Desserte TGV de Lens : Sylvain Robert serait-il naïf ?

Moins de TGV s’arrêteront en gare de Lens à partir de 2020. La SNCF l’a annoncé voilà plusieurs mois. Le Maire de Lens, Sylvain Robert, a rappelé dans un récent post sur Facebook qu’il est contre cette décision. Il compte sur l’État. Le Maire serait-il naïf ?

Le propos de Sylvain Robert s’articulent autour de deux idées principales : d’une part, le train est un moyen de développement économique important et, d’autre part, l’état doit être cohérent en maintenant la desserte de Lens.

Le TGV pour booster la ville

On le sait, le projet économique pour Lens est de booster la ville en profitant du rayonnement du Louvre. Le train à grande vitesse, reliant Lens aux principales métropoles, est un moyen de faire affluer les touristes et leur argent, mais aussi des « cerveaux » et leurs compétences.

On peut donc penser que Sylvain Robert a raison d’en appeler au maintien de la desserte TGV de Lens.
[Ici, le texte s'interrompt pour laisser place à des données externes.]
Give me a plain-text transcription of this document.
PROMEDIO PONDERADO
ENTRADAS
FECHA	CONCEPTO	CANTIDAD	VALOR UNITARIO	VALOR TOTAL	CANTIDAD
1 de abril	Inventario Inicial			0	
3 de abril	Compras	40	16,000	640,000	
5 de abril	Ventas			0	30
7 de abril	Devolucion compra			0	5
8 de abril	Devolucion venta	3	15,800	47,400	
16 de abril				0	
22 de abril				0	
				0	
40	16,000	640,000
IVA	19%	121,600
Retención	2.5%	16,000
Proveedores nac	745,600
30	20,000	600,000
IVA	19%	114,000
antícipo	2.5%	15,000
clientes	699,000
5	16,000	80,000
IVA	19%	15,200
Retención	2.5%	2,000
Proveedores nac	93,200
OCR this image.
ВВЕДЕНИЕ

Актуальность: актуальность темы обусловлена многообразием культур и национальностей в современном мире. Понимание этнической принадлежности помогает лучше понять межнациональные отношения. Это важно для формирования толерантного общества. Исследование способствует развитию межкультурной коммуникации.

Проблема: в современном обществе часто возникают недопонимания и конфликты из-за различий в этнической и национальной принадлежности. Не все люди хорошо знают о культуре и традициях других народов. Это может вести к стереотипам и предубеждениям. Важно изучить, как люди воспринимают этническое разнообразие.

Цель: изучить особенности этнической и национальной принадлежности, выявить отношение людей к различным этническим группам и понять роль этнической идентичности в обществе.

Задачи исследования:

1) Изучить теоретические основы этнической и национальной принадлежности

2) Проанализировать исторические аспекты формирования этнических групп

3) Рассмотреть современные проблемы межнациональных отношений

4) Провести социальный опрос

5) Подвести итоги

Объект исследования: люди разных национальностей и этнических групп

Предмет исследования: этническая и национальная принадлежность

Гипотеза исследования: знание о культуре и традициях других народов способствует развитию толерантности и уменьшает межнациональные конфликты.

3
D’autant plus que l’état a signé un gros chèque pour « le renouveau du bassin minier ». Il en appelle donc à la cohérence, en mode : « les gars, on a un plan, on s’en tient au plan ! »

C’est sans doute là qu’on peut voir de la naïveté.

Car la logique de Sylvain Robert suppose que la SNCF soit un organe de l’Etat. Partant de là, le ministre des transports par exemple donnerait l’ordre au Président de la SNCF de maintenir la desserte TGV de Lens, et l’affaire serait entendue.

Un géant financier

Sauf que la SNCF n’est pas une administration. La SNCF est un groupe industriel et financier gigantesque. Le groupe possède le monopole du train en France, mais pas seulement. Dans ce groupe, l’une des composantes, la société SNCF Participations possède des parts dans plus de 650 entreprises sur tous les continents. Le groupe SNCF est un grand nom de la finance qui a des intérêts dans de nombreux secteurs industriels (d’ailleurs sans forcément de rapport direct avec le train), et dans de nombreux pays du monde.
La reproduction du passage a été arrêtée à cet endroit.